Das führt zur Musik dieser selten gespielten Oper: ein verrückt anarchischer Stilmix. Meyerbeer setzt einzelne Musikstile als Narrativ ein und legt sie ohne Hemmungen übereinander. Der alte Hugenottenkämpfer singt im tiefen Bass finster dröhnend Choräle, während sich darüber, an den Grenzen zur Disharmonie schabend Katholiken und Hugenotten vertragen. Die Musik spiegelt hier eine vielstimmige und widersprüchliche, aber gemeinsame Existenz der Gesinnungen. Quasi ein historisierender Multikultisoundtrack, dessen Klänge in der hallenden Akustik des Kirchenschiffs zu einem Sinn werden - in einer gelungen reduzierten Fassung von Ernst Bartmann, der das Kleinst-Orchester auch leitet.

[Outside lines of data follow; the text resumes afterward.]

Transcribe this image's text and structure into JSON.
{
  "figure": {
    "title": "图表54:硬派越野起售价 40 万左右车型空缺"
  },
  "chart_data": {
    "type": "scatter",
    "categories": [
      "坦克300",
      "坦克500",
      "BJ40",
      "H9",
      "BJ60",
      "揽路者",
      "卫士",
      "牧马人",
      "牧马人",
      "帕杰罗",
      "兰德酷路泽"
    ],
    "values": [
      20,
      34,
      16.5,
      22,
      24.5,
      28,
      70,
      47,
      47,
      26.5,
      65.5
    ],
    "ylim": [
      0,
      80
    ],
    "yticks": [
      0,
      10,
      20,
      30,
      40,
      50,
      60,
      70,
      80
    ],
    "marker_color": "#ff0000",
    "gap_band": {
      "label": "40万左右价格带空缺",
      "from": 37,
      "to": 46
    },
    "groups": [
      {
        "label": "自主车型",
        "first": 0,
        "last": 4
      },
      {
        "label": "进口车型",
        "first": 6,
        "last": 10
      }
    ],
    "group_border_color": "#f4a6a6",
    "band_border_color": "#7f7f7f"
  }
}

All die Utopie hält nicht. Aus dem Versuch einer naturphiliosophischen Romantikerin, die eigentlich Königin ist, durch eine Vermählung Raouls mit einer Katholikin Frieden zu stiften, entwickelt sich ein veritables Romeo-und-Julia-Verhängnis. Am Ende gibt es Krieg, Blut und Tod. Die Königin aber, grandios gesungen von Ines Bergk, voller Kraft und Zartheit, ist Lichtgestalt und Star des Abends.

Wenn die Stimmung kippt - von Akt 3 an - wird auch klar, warum diese Oper es nicht in den gängigen Repertoire-Betrieb geschafft hat. Die Kühnheit der musikalischen Narration des Beginns weicht hier einer schlichten Dramaturgie: Verrat und Warnung - all das erzählt sich in endlosen Rezitativen, musikalisch nun schlichter, ein wenig langatmig und vorhersehbar. Dann ermüden auch die szenischen Standbilder. Doch der Glanz und Mut, die beinahe visionäre Verrücktheit und das Klirren der gleichzeitigen Existenz ideologischer Gegensätze trägt eine einfache wie umwerfend zeitgemäße Botschaft: Alles darf sein!